Le ciel est gris et blanc et éblouissant.

Et on ne peut pas rester sourd.

( Mourir d'un oeil qu'elle chante la Daphné...).

Elle chante aussi qu'elle veut danser souvent avec le diable de l'été.

( jusqu'à s'en écoeurer ).

Le ciel est gris et bas et lourd et blanc et le monde est pesant.

Mon coeur, lui, est.

On mourra oui, mais pas tout de suite. Après.

c.
















12.07.2008

L'ABSENCE, EXPLOIT DIVIN

c'est une photo,

le mur du CAPC de Bordeaux, rue de la Foy, ce panneau " L'absence, exploit divin " qui nous cueille et nous recueille dans un rire explicite.

c'est un cadre, celui des villes où ne connaître personne est la pire des ivresses, où l'immaîtrise des destinations fonctionne comme un neuro-stimulant macro-dosé, où l'anté-pespective : ne rien avoir à faire, ne pas avoir de rendez-vous, n'avoir aucun programme, ne subir aucune contrainte fait crapahuter l'adrénaline en tête des sondages sanguins.

 

c'est une image, une blonde une brune qui fument, et boivent, et re-fument encore le long des quais, deux filles en robe ( des filles des vraies ), bras contre bras coeur contre coeur, deux filles comme deux soeurs lâchées en Aquitaine.

 

Une gironde, l'autre un peu moins.

 

c'est un tableau,  la chasse au détail pour que tout fonctionne sans accroc, la fluidité des évènements successifs dévêtue des oripeaux du quotidien, à la poursuite d'une âme en verre, fragile, lointaine, dispersées dans les insconscients collectifs, un rêve.

 

c'est une esquisse, oui, aussi divine que l'exquise de l'homme à la tête de chou, celle d'une liberté durement acquise, l'émancipation de carcans brodés à l'ancienne, une infinie douceur en toile de fond, une persistante douleur en voile de plomb, provisoirement déchue des épaules, jonchée inerte au sol, froissée. 

 

c'est un écran, le message de bel ami pendant ces lignes qui signifiait " disparu, tu as disparu " alors que nous savions tous deux même si je ne comptais pas répondre que nous nous reverrions bientôt.

 

c'est un dessin,  trois crayons, un pour l'avenir un pour le présent un pour ce qui a la bonne idée de n'avoir aucun chance de se reproduire ( on ne meurt que sans foi ).
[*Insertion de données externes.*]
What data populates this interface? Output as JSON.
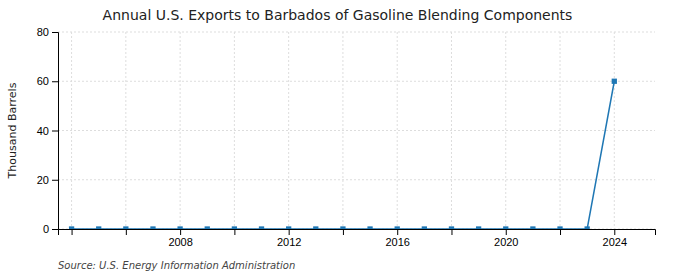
{
  "chart_data": {
    "type": "line",
    "title": "Annual U.S. Exports to Barbados of Gasoline Blending Components",
    "ylabel": "Thousand Barrels",
    "annotations": [
      "Source: U.S. Energy Information Administration"
    ],
    "x": [
      2004,
      2005,
      2006,
      2007,
      2008,
      2009,
      2010,
      2011,
      2012,
      2013,
      2014,
      2015,
      2016,
      2017,
      2018,
      2019,
      2020,
      2021,
      2022,
      2023,
      2024
    ],
    "values": [
      0,
      0,
      0,
      0,
      0,
      0,
      0,
      0,
      0,
      0,
      0,
      0,
      0,
      0,
      0,
      0,
      0,
      0,
      0,
      0,
      60
    ],
    "xlim": [
      2003.5,
      2025.5
    ],
    "xticks": [
      {
        "value": 2004,
        "label": null
      },
      {
        "value": 2006,
        "label": null
      },
      2008,
      {
        "value": 2010,
        "label": null
      },
      2012,
      {
        "value": 2014,
        "label": null
      },
      2016,
      {
        "value": 2018,
        "label": null
      },
      2020,
      {
        "value": 2022,
        "label": null
      },
      2024
    ],
    "ylim": [
      0,
      80
    ],
    "yticks": [
      0,
      20,
      40,
      60,
      80
    ],
    "grid": true,
    "marker": "square"
  }
}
 c'est une aquarelle, celle de n'avoir pas pleuré pour diluer la vérité, celle de n'avoir pas de larmes à offrir pour pastelliser les couleurs, le pinceau épais et léger.

Epais et si léger...

 c'est une signature chantée en bas, à droite.
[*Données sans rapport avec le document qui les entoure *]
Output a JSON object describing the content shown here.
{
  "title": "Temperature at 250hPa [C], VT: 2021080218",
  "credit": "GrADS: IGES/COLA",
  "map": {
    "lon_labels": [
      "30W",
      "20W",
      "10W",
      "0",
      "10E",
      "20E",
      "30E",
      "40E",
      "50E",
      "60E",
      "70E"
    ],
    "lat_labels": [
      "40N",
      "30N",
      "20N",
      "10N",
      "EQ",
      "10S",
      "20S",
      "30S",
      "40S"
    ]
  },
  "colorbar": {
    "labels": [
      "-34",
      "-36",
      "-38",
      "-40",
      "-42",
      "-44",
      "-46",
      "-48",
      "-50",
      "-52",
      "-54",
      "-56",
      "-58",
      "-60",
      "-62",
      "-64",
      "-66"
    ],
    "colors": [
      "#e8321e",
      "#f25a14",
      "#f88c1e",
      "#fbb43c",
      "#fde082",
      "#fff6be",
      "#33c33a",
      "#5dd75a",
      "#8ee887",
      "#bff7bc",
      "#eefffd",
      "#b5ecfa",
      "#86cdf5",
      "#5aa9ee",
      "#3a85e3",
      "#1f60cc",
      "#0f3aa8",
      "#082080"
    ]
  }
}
 de l'autre côté du c(h)oeur.

 

10.07.2008

LA ROUTE

Beigbeder l'avait écrit dans Voissexe au sujet de " Waow ", je suis une Kerouac en jupon ( enfin jupon faut pas déconner non plus ce n'est pas parce qu'on est sur un blogmoche, le jupon et moi tu vois ce que je veux dire...)...

Face à l'impasse, la stratégie de l'Ailleurs comme unique source de salut, ailleurs loin, ailleurs mieux, autres réveils, autres infinis à scruter, le vide comme une promesse, le néant comme opportunité, sans opportunité de consommer, consommer pour nier, consommer pour dissoudre, consommer pour dominer, consommer pour (se) vendre.

Face au large, signer la fin de l'étroitesse dangereuse des tunnels sans sortie apparente, sigler avec les vents, marquer au rien-faire.

L'ivresse du vide.

Face aux horizons, ré-écouter les musiques, oui, celles-ci, celles des phrases à triple-sens, des mélodies emportées, oui, celles-là, qui transportent et font virevolter, Jigsaw falling into places...

Face au silence opposer des phrases ténues, affûtées au silex des répétitions, système flaubertien, gueuloir interne, ressasser repasser jusqu'à la parfaite sonorité, et puis, reprendre la philosophie globale, lâcher prise. ( lâche éprise ?)(voire...).

L'enfance en boomerang sur une proue érigée dans un espace cédé au Mistral, affronter le sombre, se saouler d'azur.

Fuir et re-fuir, laisser derrière soi les combats aux démons.

Voler.

Le corps sec, le coeur plein.

Voler.

Comme une enveloppe de velin soumise au large.